Hermannstadt - Ein Tisch, ein Hocker. Dazu eine Filmprojektionsfläche, ein Fernseher und eine Kamera. Die Inszenierung „Brief an den Vater“/„Scrisoare către tata“ kam am Dienstag, den 11. Februar, im Spiegelsaal des Hermannstäder Forums zur Aufführung.
Anlässlich des Kafkajahres 2024 war das Stück bereits im letzten Herbst am Jüdischen Staatstheater in Bukarest uraufgeführt worden. Die 60-minütige Inszenierung ist angelehnt an den 1919 verfassten Brief Kafkas, der posthum durch seinen Freund und Nachlassverwalter Max Brod veröffentlicht worden war. Zustande gekommen ist die Kooperation zwischen dem Jüdischem Staatstheater und dem Demokratischen Forum der Deutschen in Rumänien (DFDR) durch eine Anfrage an die Leiterin der Brukenthalschule, Monika Hay, ob die Inszenierung zu Kafka nicht für ihre Schülerinnen und Schüler geeignet sein könnte. Mehrere Schulklassen waren dann auch gekommen, um die Aufführung zu sehen.
Die One-Man-Show mit dem Schauspieler Mircea Dragoman, unter anderem bekannt aus dem Film „Enescu – lebendig gehäutet“/„Enescu – jupuit viu“, reicht mit ihren interaktiven Komponenten sowie den Licht- und Tonelementen nah an den Menschen Kafka heran. Kafkas innere Welt, voller Konflikte und Widersprüche, wird greifbar. Dragoman, selbst einst Schüler am Honterus-Gymnasium in Kronstadt/Brașov, bestritt die Aufführung in deutscher und rumänischer Sprache.

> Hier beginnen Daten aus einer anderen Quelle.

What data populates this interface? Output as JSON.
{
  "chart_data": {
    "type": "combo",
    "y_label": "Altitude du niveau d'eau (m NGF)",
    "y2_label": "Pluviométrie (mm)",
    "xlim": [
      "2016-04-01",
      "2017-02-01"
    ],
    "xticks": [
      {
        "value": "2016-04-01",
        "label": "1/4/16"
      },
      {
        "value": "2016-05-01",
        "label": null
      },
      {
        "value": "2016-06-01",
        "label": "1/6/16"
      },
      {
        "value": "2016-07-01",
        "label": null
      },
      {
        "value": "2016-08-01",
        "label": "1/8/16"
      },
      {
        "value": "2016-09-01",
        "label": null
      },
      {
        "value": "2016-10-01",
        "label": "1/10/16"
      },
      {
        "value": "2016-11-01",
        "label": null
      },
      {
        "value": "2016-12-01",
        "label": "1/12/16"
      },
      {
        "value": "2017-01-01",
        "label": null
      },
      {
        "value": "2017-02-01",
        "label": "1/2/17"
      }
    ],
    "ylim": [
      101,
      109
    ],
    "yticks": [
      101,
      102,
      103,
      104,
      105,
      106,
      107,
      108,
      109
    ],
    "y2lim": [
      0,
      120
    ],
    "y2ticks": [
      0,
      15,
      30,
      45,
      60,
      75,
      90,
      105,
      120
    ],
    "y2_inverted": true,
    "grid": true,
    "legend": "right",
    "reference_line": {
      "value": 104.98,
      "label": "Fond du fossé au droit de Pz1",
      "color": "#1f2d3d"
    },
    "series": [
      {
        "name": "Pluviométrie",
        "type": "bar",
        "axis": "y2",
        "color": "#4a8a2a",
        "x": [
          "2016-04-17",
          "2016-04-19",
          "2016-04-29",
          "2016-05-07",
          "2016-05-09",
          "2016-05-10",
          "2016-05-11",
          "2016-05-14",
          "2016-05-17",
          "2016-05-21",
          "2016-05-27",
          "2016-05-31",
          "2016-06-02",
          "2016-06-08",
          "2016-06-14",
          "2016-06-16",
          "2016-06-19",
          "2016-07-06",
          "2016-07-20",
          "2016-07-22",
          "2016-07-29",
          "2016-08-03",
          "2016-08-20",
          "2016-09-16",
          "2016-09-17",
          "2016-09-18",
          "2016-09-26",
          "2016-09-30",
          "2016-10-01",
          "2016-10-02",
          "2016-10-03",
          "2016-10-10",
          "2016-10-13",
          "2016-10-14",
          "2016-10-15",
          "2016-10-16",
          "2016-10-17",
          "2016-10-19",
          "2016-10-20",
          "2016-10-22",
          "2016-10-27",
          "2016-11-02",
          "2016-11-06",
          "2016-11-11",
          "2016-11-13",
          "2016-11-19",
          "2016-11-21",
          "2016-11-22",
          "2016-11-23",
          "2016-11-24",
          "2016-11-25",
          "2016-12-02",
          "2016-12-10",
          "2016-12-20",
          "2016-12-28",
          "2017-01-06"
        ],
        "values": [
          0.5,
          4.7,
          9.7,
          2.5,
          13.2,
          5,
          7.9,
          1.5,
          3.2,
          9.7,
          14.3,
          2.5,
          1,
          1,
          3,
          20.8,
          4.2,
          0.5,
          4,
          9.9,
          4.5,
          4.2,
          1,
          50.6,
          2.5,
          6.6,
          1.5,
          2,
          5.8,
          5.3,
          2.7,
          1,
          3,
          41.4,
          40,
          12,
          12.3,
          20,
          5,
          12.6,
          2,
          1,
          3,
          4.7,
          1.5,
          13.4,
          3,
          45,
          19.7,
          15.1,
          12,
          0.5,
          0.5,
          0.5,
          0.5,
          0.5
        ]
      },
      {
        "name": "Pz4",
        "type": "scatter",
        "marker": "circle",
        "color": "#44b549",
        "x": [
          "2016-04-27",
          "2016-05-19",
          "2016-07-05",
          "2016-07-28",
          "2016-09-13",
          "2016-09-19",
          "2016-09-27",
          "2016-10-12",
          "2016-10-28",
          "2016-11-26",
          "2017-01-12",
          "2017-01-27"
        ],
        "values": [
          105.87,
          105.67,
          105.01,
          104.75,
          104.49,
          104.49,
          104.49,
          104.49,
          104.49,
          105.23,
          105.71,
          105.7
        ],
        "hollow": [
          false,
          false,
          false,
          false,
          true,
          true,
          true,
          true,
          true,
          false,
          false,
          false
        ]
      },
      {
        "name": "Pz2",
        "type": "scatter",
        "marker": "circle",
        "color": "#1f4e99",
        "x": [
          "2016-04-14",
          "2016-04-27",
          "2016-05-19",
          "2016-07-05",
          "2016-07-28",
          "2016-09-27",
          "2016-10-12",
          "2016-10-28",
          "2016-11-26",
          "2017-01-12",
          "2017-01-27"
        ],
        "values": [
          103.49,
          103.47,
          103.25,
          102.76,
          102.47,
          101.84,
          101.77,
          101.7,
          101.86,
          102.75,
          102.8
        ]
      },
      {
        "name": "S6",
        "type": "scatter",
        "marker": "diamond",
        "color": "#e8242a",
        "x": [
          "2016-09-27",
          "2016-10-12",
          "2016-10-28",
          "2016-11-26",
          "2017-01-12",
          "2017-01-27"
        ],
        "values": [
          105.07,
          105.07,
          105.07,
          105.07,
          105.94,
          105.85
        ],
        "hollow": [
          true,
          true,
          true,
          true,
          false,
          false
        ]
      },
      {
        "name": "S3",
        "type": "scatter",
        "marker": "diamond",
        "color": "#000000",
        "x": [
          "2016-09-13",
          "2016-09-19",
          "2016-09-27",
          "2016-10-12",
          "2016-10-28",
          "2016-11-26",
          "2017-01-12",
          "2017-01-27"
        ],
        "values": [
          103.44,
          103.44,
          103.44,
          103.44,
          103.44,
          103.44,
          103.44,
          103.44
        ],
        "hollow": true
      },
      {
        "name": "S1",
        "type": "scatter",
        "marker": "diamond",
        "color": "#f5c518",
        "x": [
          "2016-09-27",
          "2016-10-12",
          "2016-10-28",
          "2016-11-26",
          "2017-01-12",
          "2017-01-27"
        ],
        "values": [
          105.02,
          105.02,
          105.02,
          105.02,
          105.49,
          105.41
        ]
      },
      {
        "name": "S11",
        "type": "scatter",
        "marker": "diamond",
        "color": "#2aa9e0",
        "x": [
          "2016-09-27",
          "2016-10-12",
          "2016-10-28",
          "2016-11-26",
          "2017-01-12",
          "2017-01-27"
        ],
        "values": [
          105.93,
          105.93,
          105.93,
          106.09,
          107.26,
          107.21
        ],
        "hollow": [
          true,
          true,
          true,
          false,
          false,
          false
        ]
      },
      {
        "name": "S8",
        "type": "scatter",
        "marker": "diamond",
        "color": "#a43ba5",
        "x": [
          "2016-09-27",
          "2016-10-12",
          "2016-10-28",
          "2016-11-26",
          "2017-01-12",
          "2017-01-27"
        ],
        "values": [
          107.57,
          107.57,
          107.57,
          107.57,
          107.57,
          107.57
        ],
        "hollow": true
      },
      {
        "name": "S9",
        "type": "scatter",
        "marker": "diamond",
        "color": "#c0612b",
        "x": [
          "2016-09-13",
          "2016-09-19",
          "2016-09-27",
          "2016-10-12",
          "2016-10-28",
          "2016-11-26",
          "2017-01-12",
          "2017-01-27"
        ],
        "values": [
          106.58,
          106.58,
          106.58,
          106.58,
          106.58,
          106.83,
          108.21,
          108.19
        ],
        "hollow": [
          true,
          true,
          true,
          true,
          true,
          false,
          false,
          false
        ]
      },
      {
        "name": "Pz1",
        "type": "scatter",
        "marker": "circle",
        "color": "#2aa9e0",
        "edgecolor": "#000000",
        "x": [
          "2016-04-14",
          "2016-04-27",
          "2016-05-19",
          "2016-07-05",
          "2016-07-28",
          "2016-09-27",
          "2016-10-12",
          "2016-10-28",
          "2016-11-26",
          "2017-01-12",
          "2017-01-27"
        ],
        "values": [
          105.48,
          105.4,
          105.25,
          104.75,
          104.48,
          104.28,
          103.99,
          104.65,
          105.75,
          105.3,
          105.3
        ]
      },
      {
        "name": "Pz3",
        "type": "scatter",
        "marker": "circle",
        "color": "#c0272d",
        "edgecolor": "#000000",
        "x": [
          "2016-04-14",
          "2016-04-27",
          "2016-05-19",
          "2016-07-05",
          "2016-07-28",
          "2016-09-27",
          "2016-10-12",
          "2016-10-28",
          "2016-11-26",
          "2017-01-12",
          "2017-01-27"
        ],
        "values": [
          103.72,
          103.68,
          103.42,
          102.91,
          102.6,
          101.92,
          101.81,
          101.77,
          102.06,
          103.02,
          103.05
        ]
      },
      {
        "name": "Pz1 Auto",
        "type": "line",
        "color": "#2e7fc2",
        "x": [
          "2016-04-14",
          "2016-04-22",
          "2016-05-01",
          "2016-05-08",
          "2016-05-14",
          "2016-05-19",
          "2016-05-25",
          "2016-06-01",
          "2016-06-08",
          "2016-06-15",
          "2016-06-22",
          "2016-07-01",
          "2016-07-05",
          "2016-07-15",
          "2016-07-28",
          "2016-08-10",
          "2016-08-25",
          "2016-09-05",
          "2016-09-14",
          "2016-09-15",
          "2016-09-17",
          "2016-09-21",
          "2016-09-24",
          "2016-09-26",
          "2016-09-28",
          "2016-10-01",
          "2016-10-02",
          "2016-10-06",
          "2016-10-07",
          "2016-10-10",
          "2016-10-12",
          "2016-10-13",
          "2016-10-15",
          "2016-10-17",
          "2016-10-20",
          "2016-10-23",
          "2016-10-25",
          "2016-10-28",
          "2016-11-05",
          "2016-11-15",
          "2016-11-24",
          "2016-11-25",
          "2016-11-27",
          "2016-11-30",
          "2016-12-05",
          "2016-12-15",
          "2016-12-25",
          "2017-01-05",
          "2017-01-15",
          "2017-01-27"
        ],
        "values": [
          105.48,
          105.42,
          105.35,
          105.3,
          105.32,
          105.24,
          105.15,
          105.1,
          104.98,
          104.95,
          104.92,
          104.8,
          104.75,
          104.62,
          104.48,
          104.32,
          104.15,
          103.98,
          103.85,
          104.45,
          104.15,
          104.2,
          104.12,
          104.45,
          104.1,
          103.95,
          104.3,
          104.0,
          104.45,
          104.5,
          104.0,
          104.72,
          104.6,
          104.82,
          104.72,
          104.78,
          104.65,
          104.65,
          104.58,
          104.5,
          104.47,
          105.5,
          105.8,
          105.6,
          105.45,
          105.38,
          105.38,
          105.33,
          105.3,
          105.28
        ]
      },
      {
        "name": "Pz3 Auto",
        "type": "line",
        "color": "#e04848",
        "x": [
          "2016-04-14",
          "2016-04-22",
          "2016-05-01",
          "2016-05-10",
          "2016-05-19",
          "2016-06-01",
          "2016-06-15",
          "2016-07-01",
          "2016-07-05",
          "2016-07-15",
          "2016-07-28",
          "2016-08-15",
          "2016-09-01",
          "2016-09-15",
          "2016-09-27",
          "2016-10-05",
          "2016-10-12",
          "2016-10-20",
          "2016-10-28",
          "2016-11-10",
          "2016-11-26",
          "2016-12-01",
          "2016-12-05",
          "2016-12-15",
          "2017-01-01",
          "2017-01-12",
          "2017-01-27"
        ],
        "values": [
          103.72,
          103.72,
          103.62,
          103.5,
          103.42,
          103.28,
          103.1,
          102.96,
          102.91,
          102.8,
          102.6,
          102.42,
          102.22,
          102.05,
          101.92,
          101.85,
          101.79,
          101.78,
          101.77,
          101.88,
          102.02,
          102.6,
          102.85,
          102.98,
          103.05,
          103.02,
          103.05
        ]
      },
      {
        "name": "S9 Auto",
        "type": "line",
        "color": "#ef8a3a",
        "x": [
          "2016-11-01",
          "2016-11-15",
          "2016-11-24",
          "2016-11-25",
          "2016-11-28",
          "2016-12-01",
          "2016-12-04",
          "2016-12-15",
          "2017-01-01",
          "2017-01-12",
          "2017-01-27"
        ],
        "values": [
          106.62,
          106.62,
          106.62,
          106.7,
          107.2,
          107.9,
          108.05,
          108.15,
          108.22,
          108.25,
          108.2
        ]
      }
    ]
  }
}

In einem Eröffnungsdialog unterhält sich Kafka mit seinem Freund Max Brod, stellt ihm Fragen, zweifelt an dessen Entscheidungen: „Möchte jemand Herrn Dr. Brod eine Frage stellen?“, fragt Kafka in die Runde. „Wäre es nicht besser gewesen für dich, mich nicht gekannt zu haben?“, fragt er an anderer Stelle seinen Freund, der in einem Interview von 1968 aus einem Fernseher zu ihm spricht. Das gekonnt zusammengeschnittene Frage-Antwort-Spiel vermittelt den Eindruck, der Schriftsteller und sein Freund säßen in unmittelbarer Nähe.
Dann, die Zwiesprache mit dem Vater. Herausarbeiten der von Kafka beschriebenen „Wesensverschiedenheit“ von Vater und Sohn. Erziehungsregeln, die keinen Widerspruch zulassen, unerbittliches Messen mit zweierlei Maß, Einengung des Kindes. Der Übervater pocht auf die Einhaltung von Benimmregeln am Tisch, vergleicht die Armutssituation seiner Kindheit mit der Situation seines Sohnes. Beklemmung, Verunsicherung und Unverständnis. Ohnmachtsgefühle.
So wird der Mensch Kafka hautnah erlebbar, auch für die jüngere Generation von Heute. Schon Max Brod attestierte seinem Freund die Gabe, den Problemen und inneren Konflikten jüngerer Menschen in seinen Werken auf die Schliche zu kommen: „Ich habe den Eindruck aus vielen Briefen, die ich bekommen habe, dass gerade die Jugend, die Deutsch spricht, Kafka sehr innig versteht. Ich habe einige ganz wertvolle Briefe bekommen, aus denen hervorgeht, dass für diese jungen Leute Kafka in seiner grenzenlosen Wahrheitsliebe eine Art Ratgeber geworden ist.“
Was macht die Inszenierung aus? Auch sie mäandert zwischen Autobiografie und Fiktion, wie viele von Kafkas Werken. Sie schafft Zugang zum Menschen Kafka, ermöglicht einen Einblick, auch in den schriftstellerischen Schaffensprozess. Max Brod beschreibt es so: „Er schrieb in erster Reihe für sich aus einem inneren Zwang, aber das, was er schrieb, hat eben quasi im Nebenberuf auch eine Weltbedeutung. Letzten Endes, möchte ich sagen, war er ein strenger Moralist, ein Lehrer. Er lehrte nicht durch abstrakte Dogmen, sondern durch sein ganzes, ausschließlich auf Aufrichtigkeit und Wahrheit und Natürlichkeit gerichtetes Sein.“
Wahrheit, Natürlichkeit, Sensibilität, das Ringen um Identität und die emotionalen Auswirkungen ungelöster Konflikte sind Themen, die Menschen auch heute bewegen. Und die uns ermuntern, uns dem Menschen Kafka, wieder und wieder, in der gesamten Palette seines Facettenreichtums zu nähern.